Mumsnet has not checked the qualifications of anyone posting here. If you need help urgently or expert advice, please see our domestic violence webguide and/or relationships webguide. Many Mumsnetters experiencing domestic abuse have found this thread helpful: Listen up, everybody

Is it wrong to want some romance??

8 replies

thepartycontinues · 03/10/2015 20:17

Having been through a difficult separation from my husband of 20+ .years (documented on here) I had hoped my new partner would be different.
Well, he is...
I have kindness now where there was none, but what I don't have is the romance or passion. Sometimes I feel he may as well be my brother rather than a lover.
I do all the running in the bedroom,. He has quite a 'schoolboy' attitude to sex, but he is 50+, giggles, silly jokes about his willy.
Don't get me wrong, he is a lovely man, we have fun together, but I just wish that he would sweep me off my feet now and again.
Is that wrong?

OP posts:
goddessofsmallthings · 03/10/2015 20:26

Have you told him how you feel and given him permission asked him to initiate sex?

What is his relationship history? Has he been married or lived with a dp?
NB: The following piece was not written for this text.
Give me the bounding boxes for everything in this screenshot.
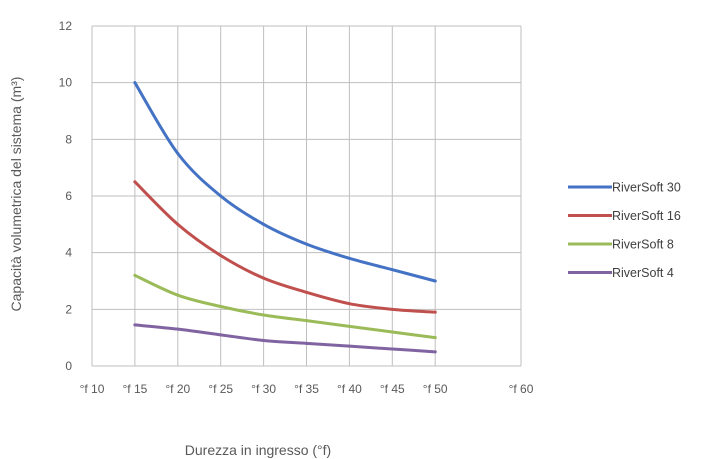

thepartycontinues · 03/10/2015 20:35

Not married but LT partners. Of course he has permission to initiate sex. I often wait and wait, and nothing. If it wasn't for me then it would be a rarer event. When he does make the first move it is all fun and filled with innuendo, which makes me smile. But for once, I would love to be seduced, romanced, pounced on, whatever...
It's as if he hasn't moved passed the 14 year old boy stage.
In all other aspects he is wonderful.

OP posts:
Fratelli · 03/10/2015 20:50

He might not be the one for you then. If you're not happy don't just settle, you would be doing yourself an injustice!

thepartycontinues · 03/10/2015 20:55

That's what worries me. I do love him, I want to be with him.
I guess it's something I need to accept about him, none of us are perfect. Nor does the perfect man exist. I don't feel like I am settling.

OP posts:
Fratelli · 03/10/2015 20:58

Well if you don't feel like you're settling and you love him then you just need to decide if this is a deal breaker. Maybe just have a chat with him about how you feel. He might surprise you Wink

thepartycontinues · 03/10/2015 21:03

You are right. I struggle with being direct. My exh was so controlling, I learned to keep my mouth shut, so opening up is tricky. I need to face this and deal with it.

OP posts:
SilverBadger · 03/10/2015 23:48

I suspect your partner has absolutely no idea that I just wish that he would sweep me off my feet now and again. or

I would love to be seduced, romanced, pounced on, whatever... and he won't unless you tell him.

He's probably afraid of upsetting you if he takes the iniative. You need to talk about it and hint/spell out what you want. Sorry - he's not a mind reader!

goddessofsmallthings · 04/10/2015 00:58

Are you living with him and, if not, has he lived with any of his long-term partners?

You say you're not 'settling'. Could this be because you settled for the first man who showed you kindness after you left your marriage and you're now beginning to see his shortcomings?

I mentioned 'permisision' because of what you've described as his 'schoolboy' attitude to sex and the fact that you have to 'do all the running in the bedroom'. This could be because he fears that his advances won't be welcome or reciprocated, or it could be that he has a low sex drive in which case he's unlikely to become a testosterone fuelled Tarzan swinging from the chandlier and overwhelming you with his insistent masculinity.

Being direct about your wants and needs may cause him to start acting more a like 50+ man of the world than a 14 yo schoolboy in the bedroom and it could go some way to cure him of giggling and making silly jokes about his willy.

Good luck and I hope you'll come back with an update after you'd had a chat with him.